Tom Temin: Well, they’re looking for any way I guess they can to control the growth in spending in government. And really, the annual appropriations for government agencies hasn’t really grown that much. It’s the entitlements that are runaway if you want to use that term, but that’s where the, that’s where the opportunities are.

Mitchell Miller: Exactly. That’s where the big saving is really going to happen if it is going to happen.

Tom Temin: All right. And that brings up the issue of federal pay. And the President has proposed a pretty good pay increase, I think, 4.6% next year for federal employees, does that look to be in danger at this point?

Mitchell Miller: Right now, it looks like it’s probably going to still get through the National Treasury Employees Union is actually pushing for a higher increase in the coming fiscal year. They’re citing the information from the Federal Salary Council that shows federal salaries continuing to slip against the private sector. But I think there will be a lot of noise about federal pay going up. But I think ultimately, that will probably stay in place. But there will be a huge argument about where it goes moving forward. Federal workers, according to this Federal Salary Council estimate, as you know, the estimate was that they have about 24% less wages than their private sector counterparts. That’s up slightly from 22 and a half percent from the previous year. There’s also as you know, debate on how the pay is calculated. Critics say that if federal benefits are included, that it would actually be much higher for federal workers. But this is going to be a big issue. And some Republicans, particularly more conservative Republicans, particularly if they get elected, they have also indicated that they would not be so hesitant about going into the area of potential government shutdowns and issues like that, to put more pressure on the government to cut back on costs.

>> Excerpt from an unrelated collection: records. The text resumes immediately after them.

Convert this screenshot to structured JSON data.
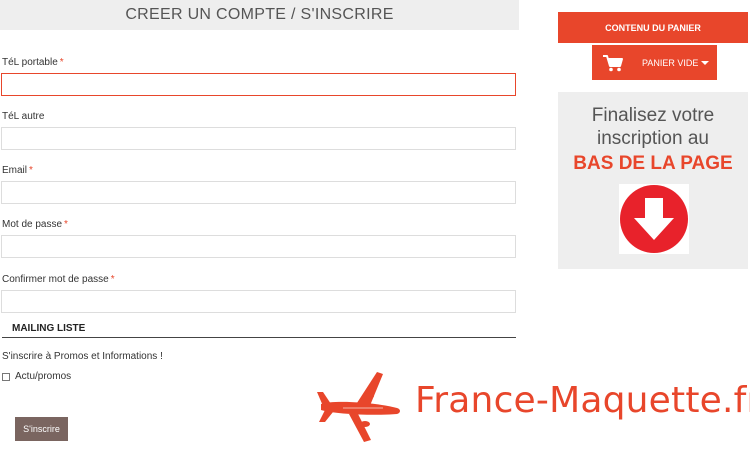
{
  "form": {
    "title": "CREER UN COMPTE / S'INSCRIRE",
    "fields": [
      {
        "label": "TéL portable",
        "required": "*",
        "value": "",
        "placeholder": ""
      },
      {
        "label": "TéL autre",
        "required": "",
        "value": "",
        "placeholder": ""
      },
      {
        "label": "Email",
        "required": "*",
        "value": "",
        "placeholder": ""
      },
      {
        "label": "Mot de passe",
        "required": "*",
        "value": "",
        "placeholder": ""
      },
      {
        "label": "Confirmer mot de passe",
        "required": "*",
        "value": "",
        "placeholder": ""
      }
    ],
    "mailing": {
      "title": "MAILING LISTE",
      "description": "S'inscrire à Promos et Informations !",
      "checkbox_label": "Actu/promos",
      "checked": false
    },
    "submit_label": "S'inscrire"
  },
  "cart": {
    "header": "CONTENU DU PANIER",
    "button_label": "PANIER VIDE",
    "icon": "cart-icon"
  },
  "promo": {
    "line1": "Finalisez votre",
    "line2": "inscription au",
    "line3": "BAS DE LA PAGE",
    "icon": "arrow-down-circle-icon"
  },
  "logo": {
    "text": "France-Maquette.fr",
    "icon": "airplane-icon"
  },
  "colors": {
    "accent": "#e8462b",
    "panel_bg": "#eeeeee",
    "button_bg": "#7a6560"
  }
}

Tom Temin: Right. And then there’s the final issue of federal agencies themselves, should the Oversight Committee Chairman change, because of a flip in the House by party, that could really be something that federal agencies would feel because the oversight regime would change?

Mitchell Miller: Right, And there’s definitely going to be a sea change in connection with that. And that could mean a lot of big changes, as you know, in connection with federal agencies and how they’re operated. Many Republicans for years, of course, have been skeptical of places like the Education Department. They all are usually taking out the knives and looking for areas where things can be cut. The Judiciary Committee is likely to be overtaken taken over by Ohio Congressman Jim Jordan, he has identified some basic areas where he thinks that Republicans really need to address cutting federal programs that he thinks that are bloated, making changes to the farm bill, for example. Kentucky Republican James Comer would likely take over the Oversight and Reform Committee. There’s a whole series of things that they would like to do to shift the basic argument over the pay and the not only the pay, but the funding of federal agencies, which they they believe have just grown much too large, although Democrats, on the other hand, say they really haven’t gone up that much that it’s other types of spending that was related to the pandemic and other types of things.

Tom Temin: Well, we’ll know more by tomorrow evening, we hope. Let’s hope it doesn’t take weeks to find out.  Mitchell Miller is Capitol Hill correspondent for WTOP.